Consumers react to Toblerone decision removing famous Matterhorn mountain logo
Consumers have taken to social media to note their concerns in response to news that Toblerone is set to lose its distinctive Matterhorn mountain logo, as it shifts some production to Slovakia, writes Neill Barston.
The brand, which has more than 100 years of history, is owned by parent company Mondelēz International, which confirmed that as of the end of this year, some of its manufacturing will move from its Swiss home in Bern, to Bratislava.
Notably, the company’s decision to remove the iconic logo, which has been in place over 50 years, is being done in response to government laws introduced in 2017 that state products must be at least 80% from origin in order to have local branding.
It has been reported that the Matterhorn logo, which contains a secret bear motif, will be replaced with a generic mountain range image.
According to US-based Mondelēz, which acquired the brand in 1990, the mountain logo’s adjustment, will form part of a wider packaging revamp for the distinctive honeycomb chocolate that was patented by Theodor Tobler in 1909. It is understood that the Bern site in Switzerland will still be retained for at least part of the production, with the move having been reported to Swiss newspaper Aargauer Zeitung.
Confectionery Production has previously visited the Toblerone factory in Switzerland, where its teams revealed the considerable local pride that the distinctive bars had always been made entirely within the country.
Posting in response to the news, Twitter user Lukas Benzl said: “Bye bye Matterhorn. Iconic Swiss chocolate brand Toblerone is forced to change its logo for the first time in over 50 years to fall in line with new Swiss government rules.”
Furthermore, fellow Twitter user James Hall believed that other mountain ranges should now be considered. He said: “Shame to throw away all that triangular packaging when you can move to Uganda! Switzerland say Toblerone must stop using Swiss mountain image around which it built its chocolates because they’re no longer made there. Might I humbly suggest Mt. Muhabura on the Rwanda-Uganda border?” Another social media observer, “John,” wrote on Twitter: “Don’t worry, I got my Toblerone before the label changes.”

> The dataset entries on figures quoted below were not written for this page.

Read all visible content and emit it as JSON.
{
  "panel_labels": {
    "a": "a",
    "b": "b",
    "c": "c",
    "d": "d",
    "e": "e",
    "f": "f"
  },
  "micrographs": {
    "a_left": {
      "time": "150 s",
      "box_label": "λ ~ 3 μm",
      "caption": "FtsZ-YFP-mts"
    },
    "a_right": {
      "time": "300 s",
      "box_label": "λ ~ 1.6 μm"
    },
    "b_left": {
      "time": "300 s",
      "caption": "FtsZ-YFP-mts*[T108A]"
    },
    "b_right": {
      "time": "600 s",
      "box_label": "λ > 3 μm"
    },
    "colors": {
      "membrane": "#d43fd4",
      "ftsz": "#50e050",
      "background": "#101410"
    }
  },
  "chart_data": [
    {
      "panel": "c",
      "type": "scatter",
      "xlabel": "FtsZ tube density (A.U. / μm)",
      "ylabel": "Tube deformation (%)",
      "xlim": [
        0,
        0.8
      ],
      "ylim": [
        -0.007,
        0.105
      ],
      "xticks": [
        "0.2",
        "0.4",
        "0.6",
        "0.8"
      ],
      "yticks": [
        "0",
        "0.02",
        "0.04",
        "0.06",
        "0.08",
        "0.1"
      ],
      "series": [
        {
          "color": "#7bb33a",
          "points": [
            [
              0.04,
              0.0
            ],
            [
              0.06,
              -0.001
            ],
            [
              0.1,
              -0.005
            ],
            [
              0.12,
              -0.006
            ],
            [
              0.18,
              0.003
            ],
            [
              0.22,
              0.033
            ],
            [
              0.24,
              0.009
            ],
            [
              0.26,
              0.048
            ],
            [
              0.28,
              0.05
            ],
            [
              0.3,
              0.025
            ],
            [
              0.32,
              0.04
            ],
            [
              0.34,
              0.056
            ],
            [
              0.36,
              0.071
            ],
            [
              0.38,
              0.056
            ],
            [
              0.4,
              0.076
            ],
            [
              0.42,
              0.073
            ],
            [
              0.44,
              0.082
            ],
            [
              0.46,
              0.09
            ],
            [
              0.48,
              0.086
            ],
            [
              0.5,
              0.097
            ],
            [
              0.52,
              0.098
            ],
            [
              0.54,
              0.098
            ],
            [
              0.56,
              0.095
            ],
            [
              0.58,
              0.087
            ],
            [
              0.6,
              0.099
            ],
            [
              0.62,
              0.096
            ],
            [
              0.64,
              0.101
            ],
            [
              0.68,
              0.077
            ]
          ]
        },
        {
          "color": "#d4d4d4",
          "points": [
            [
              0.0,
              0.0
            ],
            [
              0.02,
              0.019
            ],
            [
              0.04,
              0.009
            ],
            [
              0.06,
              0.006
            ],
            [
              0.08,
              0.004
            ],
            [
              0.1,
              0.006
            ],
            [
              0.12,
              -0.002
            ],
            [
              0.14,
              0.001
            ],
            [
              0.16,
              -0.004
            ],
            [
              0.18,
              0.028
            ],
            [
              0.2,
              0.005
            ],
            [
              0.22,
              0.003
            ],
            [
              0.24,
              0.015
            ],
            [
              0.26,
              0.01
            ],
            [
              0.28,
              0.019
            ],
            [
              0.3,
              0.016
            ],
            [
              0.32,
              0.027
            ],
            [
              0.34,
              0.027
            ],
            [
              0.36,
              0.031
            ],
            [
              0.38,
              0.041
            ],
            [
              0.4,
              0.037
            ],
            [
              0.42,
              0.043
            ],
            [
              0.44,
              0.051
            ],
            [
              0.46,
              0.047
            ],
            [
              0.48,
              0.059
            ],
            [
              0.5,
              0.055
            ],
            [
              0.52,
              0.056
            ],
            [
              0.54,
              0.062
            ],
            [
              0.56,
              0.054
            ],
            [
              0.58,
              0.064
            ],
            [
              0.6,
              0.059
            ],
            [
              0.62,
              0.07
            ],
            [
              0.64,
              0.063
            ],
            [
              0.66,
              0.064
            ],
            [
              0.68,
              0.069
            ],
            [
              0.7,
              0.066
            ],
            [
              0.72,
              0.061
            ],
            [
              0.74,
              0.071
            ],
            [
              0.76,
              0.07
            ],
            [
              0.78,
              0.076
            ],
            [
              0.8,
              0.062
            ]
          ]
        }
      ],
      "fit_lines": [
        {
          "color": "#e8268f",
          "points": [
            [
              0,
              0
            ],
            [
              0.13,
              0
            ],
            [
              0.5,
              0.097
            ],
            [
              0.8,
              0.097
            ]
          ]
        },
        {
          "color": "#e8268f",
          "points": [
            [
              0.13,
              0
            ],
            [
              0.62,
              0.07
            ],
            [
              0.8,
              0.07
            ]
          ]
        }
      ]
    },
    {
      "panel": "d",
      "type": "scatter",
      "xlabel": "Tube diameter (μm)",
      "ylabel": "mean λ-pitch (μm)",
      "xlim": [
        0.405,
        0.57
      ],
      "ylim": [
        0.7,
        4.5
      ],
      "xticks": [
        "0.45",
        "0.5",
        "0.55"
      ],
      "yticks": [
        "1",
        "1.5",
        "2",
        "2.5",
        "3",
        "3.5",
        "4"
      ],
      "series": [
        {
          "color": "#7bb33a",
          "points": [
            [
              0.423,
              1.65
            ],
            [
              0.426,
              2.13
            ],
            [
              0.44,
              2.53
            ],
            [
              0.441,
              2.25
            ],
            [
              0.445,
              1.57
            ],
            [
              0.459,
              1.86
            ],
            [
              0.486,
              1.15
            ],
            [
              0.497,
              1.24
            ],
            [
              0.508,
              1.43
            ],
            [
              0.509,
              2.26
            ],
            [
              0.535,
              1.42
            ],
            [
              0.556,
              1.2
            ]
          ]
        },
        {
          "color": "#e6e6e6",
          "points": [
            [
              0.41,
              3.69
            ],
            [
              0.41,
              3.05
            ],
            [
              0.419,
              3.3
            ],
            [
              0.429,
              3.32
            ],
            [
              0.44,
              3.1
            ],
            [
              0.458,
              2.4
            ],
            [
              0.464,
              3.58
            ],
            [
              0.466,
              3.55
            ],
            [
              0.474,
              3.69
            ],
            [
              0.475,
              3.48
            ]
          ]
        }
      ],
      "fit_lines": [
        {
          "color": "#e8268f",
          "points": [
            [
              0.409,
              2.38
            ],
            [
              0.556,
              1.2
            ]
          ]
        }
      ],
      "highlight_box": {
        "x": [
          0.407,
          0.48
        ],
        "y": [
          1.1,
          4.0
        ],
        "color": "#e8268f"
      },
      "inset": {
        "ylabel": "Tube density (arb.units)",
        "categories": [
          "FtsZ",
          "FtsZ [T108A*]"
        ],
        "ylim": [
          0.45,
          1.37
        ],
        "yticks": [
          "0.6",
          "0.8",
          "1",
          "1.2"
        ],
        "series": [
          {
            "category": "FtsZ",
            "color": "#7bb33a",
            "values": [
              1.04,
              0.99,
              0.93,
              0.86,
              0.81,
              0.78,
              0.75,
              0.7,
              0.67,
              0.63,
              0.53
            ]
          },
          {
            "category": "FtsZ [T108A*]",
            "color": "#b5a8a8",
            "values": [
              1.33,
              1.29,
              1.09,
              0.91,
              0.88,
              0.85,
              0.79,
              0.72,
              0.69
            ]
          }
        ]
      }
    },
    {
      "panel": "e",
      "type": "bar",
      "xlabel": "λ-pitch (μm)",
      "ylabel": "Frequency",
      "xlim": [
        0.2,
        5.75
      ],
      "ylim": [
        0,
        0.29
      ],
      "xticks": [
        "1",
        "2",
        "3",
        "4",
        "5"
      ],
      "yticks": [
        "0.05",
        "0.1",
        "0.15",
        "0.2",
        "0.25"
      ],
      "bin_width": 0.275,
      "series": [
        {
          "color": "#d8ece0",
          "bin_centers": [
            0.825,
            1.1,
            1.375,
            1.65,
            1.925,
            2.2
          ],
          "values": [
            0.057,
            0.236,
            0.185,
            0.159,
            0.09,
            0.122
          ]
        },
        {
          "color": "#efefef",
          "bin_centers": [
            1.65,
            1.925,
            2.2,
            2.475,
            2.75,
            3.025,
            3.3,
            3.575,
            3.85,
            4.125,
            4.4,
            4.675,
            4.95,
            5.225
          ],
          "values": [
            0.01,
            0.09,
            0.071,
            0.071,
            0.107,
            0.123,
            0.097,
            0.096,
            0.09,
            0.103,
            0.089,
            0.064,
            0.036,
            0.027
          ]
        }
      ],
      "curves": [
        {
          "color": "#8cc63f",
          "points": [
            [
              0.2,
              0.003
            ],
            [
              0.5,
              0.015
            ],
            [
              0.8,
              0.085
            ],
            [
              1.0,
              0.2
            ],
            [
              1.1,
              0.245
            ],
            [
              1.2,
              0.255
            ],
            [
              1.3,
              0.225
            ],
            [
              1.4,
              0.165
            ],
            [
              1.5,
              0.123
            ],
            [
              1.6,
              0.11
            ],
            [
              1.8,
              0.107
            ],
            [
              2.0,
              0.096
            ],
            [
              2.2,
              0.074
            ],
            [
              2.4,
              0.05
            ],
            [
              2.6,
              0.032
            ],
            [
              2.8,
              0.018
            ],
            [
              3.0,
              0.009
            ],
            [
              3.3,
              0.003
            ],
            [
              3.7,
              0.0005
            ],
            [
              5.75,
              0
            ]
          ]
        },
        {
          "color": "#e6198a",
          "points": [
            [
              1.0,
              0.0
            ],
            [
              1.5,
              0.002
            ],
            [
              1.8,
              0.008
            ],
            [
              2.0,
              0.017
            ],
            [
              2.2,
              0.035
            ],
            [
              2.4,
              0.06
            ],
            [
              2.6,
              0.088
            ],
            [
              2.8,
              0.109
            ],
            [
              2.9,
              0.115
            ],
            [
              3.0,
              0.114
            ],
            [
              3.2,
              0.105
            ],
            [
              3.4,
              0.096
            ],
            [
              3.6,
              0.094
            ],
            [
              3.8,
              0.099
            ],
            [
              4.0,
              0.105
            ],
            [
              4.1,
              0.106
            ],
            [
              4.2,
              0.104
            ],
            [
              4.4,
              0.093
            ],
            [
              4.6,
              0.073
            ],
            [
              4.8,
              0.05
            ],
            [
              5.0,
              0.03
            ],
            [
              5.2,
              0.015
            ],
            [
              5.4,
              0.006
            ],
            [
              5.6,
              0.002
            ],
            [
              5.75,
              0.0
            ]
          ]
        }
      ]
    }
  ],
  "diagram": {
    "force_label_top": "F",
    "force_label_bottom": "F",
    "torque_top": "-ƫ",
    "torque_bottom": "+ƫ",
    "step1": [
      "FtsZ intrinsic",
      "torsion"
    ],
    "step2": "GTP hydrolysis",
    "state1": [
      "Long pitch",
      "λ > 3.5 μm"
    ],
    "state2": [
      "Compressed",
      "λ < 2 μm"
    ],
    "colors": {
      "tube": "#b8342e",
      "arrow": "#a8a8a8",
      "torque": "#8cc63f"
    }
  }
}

In addition, Dutch-based impact confectionery brand also took to social media, imploring the company as part of its rebrand to adopt its ‘Open chain’ system designed to pay farmers more and help deliver a living wage for agricultural workers.
Taking to Twitter, the company said: ”While you’re changing up your logo, why not add the Tony’s Open Chain button? All you’ve gotta do is pay a higher price for cocoa and adopt our way-of-working. Become a Mission Ally and we can move mountains together.”
The logo removal follows previous controversy for the brand in 2016, when it widened the gaps between peaks in the chocolate, prompting a notable backlash from shoppers – resulting in its reinstatement a short while later.